Rating site Ratemyagent has released the results of its latest Price Expectation Report based on reviews by vendors who sold property between July and December last year.
Townsville topped the list of “happiest” Queensland areas.
It has also taken the number one position for the net percentage of sales above expectation at 41 percent and the turnaround in sales exceeding expectations, which jumped from 20 percent in 2018 to 45 percent last year.
Nationally, the report is based on responses from 40,000 vendors although for the Townsville result it says a minimum of 50 reviews was used.
Locally, agents, agree the market is moving although some are more buoyant than others.
One who is happy, Explore Property agent Giovanni Spinella, said they had seen a definite market improvement late last year.
“We sold more property in the last quarter of last year than in the whole year previous.
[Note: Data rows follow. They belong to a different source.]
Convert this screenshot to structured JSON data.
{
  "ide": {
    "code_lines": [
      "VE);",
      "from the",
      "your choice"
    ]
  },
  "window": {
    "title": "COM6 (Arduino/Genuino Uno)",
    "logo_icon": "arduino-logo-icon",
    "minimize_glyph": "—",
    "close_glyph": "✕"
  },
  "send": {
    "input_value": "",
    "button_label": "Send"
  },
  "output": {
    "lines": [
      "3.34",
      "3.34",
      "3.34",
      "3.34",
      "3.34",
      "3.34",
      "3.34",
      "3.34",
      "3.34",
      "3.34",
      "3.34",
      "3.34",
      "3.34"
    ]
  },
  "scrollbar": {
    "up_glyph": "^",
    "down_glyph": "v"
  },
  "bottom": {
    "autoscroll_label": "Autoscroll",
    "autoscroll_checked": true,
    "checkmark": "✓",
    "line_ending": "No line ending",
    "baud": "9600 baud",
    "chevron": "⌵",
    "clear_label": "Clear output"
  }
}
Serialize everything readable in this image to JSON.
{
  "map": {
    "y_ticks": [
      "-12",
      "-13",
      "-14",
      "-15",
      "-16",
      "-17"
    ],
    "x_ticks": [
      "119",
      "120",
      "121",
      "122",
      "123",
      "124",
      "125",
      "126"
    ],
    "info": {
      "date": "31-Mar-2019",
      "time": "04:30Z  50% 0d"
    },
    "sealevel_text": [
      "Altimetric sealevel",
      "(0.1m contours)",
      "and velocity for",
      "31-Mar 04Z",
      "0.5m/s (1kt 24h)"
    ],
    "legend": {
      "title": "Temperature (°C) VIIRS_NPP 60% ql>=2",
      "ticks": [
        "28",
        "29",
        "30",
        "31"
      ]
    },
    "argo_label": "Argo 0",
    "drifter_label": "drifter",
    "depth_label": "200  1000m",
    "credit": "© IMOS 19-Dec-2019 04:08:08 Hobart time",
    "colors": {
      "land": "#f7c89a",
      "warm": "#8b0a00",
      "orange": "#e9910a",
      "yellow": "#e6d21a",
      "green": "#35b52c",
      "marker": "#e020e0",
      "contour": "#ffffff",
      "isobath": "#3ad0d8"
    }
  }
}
We had a huge end to the year,” Mr. Spinella said.
“I also broke my PB for transactions in a month. I did nine.”
The reasons for the change vary.
Some agents say that a reduction in the vacancy rate combined with an increase in rents has lured more investors into the market than previously, while the Federal Government’s First Home Loan Deposit Scheme is also credited with attracting more first home buyers.
Other agents say Townsville’s value for money compared with southern centres is also attracting retirees.
Real Estate Institute of Queensland Townsville zone chair Ben Kingsberry said his agency, Harcourt Kingsberry, was seeing uptick inactivity.
“There are various groups (of buyers) re-entering the market, interstate investors and first home buyers,” Mr. Kingsberry said. “For a long time, investors haven’t been buying because they are uncertain about the vacancy and also the rent rates that can be achieved.
“Now they can be confident of finding a tenant, they are pulling the trigger and buying.”
Herron Todd White says Townsville’s median house price had deflated from $360,000 in 2013 to $314,000 last year but cautions last year’s median was affected by a flurry of demand for houses in the sub- $200,000 bracket. Agents say those cheapies now are harder to find.
Harcourts Kingsberry agent John Mendo said they were seeing a lot of older people coming to Townsville and looking to retire because homes were so much cheaper than in capital city markets.
John Gribbin Realty principal John Gribbin said more sales were occurring and investor activity had picked up but that the unit market continued to face difficulties because of the blowout in insurance costs for strata-titled property. Sally Elliott of Smith and Elliott said they were seeing a lot more confidence in the market and more buyers attending open house events.
“On Sunday in the pouring rain we had 15 groups of people come through a first open house and it sold,” Ms. Elliott said.
“A few investors are starting to come back into the market. Townsville is perceived as having enormous potential.”